Terça-feira, 24 de Janeiro de 2012
o melhor que se pode
No relógio, as horas passavam como se fossem segundos e no calendário os dias sucediam-se como se empurrados por uma nova velocidade. A mulher levou as mãos à cabeça e riu. Riu-se de si própria, riu-se das coisas comezinhas que por vezes lhe empatavam a existência, riu-se da sua vida, riu- se do seu cansaço, riu-se um pouco menos das preocupações, mas riu. Afinal, tudo é efémero, tudo passa, demore esse tudo mais ou menos tempo. A consolação da beleza servia como bom motivo: as rugas do riso são sempre mais bonitas de se ver e de serem contadas do que as da amargura ou da tristeza. Restava-lhe então ter paciência e ter a única certeza possível neste mundo: a de fazer sempre o melhor que podia, em cada ocasião.
Segunda-feira, 23 de Janeiro de 2012
a palavra
A mulher passava a vida a apregoar que nunca ficava doente. A realidade era essa. Diziam-lhe que comia pouco, que estava magra (ou mesmo demasiado magra), que não dormia nem descansava o suficiente, 'um dia ainda apanhas uma anemia', agoiravam. É certo que andava mais cansada, um filho adolescente e outro de dois anos e meio saem do pêlo e sobretudo da pele das mães, que querem que vos diga, é um facto, os sonos eram curtos e demasiado ligeiros mas de cada vez que fazia análises, radiografias e quejandos, estava sempre tudo perfeito.
Contudo, o mês era Janeiro e o ano, 2012. Culpa dos Maias, do signo dela, do buraco do ozono, de uma partida dos Deuses ou tão simplesmente do frio, a realidade é que o novo mês entrou e ela foi brindada com acessos de tosse, dores de garganta e estados mais ou menos febris. Vinte e três dias depois resolveu por fim dar parte de fraca e fez o que toda a gente fazia: consultou um médico. Uma vez mais, o sangue dela era lindo e vaticinava o melhor, os pulmões (apesar dos cigarros) apresentavam-se pujantes e saudáveis. Calcanhar de Aquiles era mesmo a garganta, vermelha até mais não poder e responsável pela rinofaringite cujos sintomas a tinham levado à prostração e irritação, e daí à consulta.
Foi à farmácia e, lá em cima, no céu, os Senhores sorriram. A mulher, também: ia tratar de si e voltaria a ser a mesma. Era um alívio. Ela sabia que era uma doente insuportável. A palavra doença tinha de lutar todos os dias para não ser arrancada à força e continuar a fazer parte do dicionário dela.

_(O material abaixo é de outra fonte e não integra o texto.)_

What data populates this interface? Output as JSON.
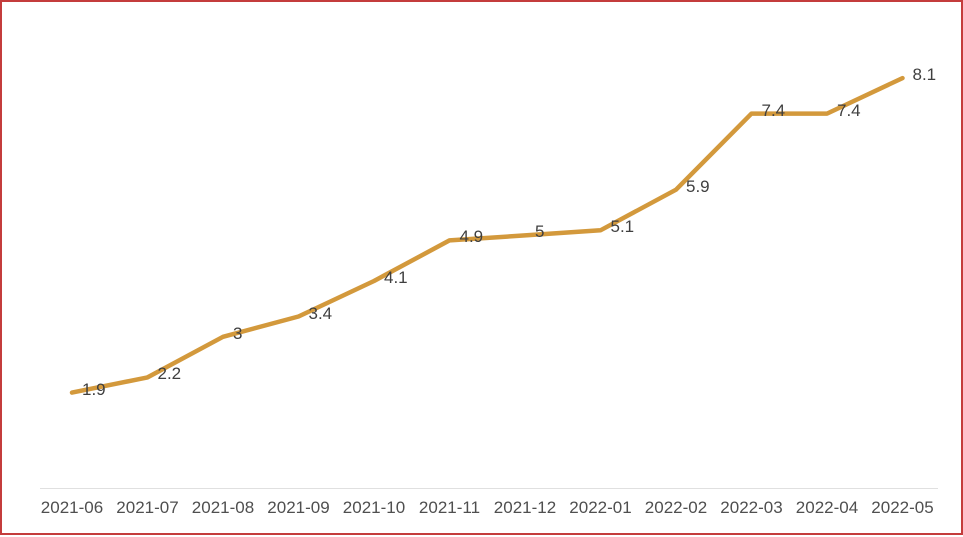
{
  "chart_data": {
    "type": "line",
    "title": "",
    "xlabel": "",
    "ylabel": "",
    "categories": [
      "2021-06",
      "2021-07",
      "2021-08",
      "2021-09",
      "2021-10",
      "2021-11",
      "2021-12",
      "2022-01",
      "2022-02",
      "2022-03",
      "2022-04",
      "2022-05"
    ],
    "values": [
      1.9,
      2.2,
      3,
      3.4,
      4.1,
      4.9,
      5,
      5.1,
      5.9,
      7.4,
      7.4,
      8.1
    ],
    "point_labels": [
      "1.9",
      "2.2",
      "3",
      "3.4",
      "4.1",
      "4.9",
      "5",
      "5.1",
      "5.9",
      "7.4",
      "7.4",
      "8.1"
    ],
    "ylim": [
      0,
      9.6
    ],
    "grid": false,
    "legend": false,
    "y_axis_visible": false,
    "colors": {
      "line": "#d3993c",
      "data_label": "#3f3f3f",
      "tick_label": "#4f4f4f",
      "axis_line": "#e0e0e0",
      "page_border": "#c43c3c",
      "background": "#ffffff"
    }
  }
}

Sexta-feira, 20 de Janeiro de 2012
o cheiro
Cheirava a queimado em todas as divisões do espaço. Alguém viu fumo. Outra subiu as escadas procurando indícios noutros andares.
Uma cabeça imaginou e viu uma mulher mais velha queimando cartas de amor de um amante impossível, enquanto o marido dormia a sesta inebriado pelo fumo, quem sabe não poderia ser aquela a oportunidade de uma vida diferente, ainda que aos setenta anos.
Ou vagabundos fazendo uma fogueira de lenha barata impregnada de óleo de motor de tractor, num festim de restos de lagosta roubados dos caixotes do lixo de um restaurante fino da zona.
Ou ainda um fósforo perdido por entre as traves de madeira do soalho pegando fogo a serradura misturada com baratas e pó.
Nesta visão, a cabeça deteve-se e voltou à realidade. Afinal, o cheiro já andava mais longe e era preciso regressar ao trabalho. 'Aquiete-se, sua louca da casa', disse-se a si mesma a cabeça. E sorriu, lembrando-se do livro de Rosa Montero onde se demonstrava como a vida era pródiga em coisas simples, muito prestáveis à criação de histórias fantásticas.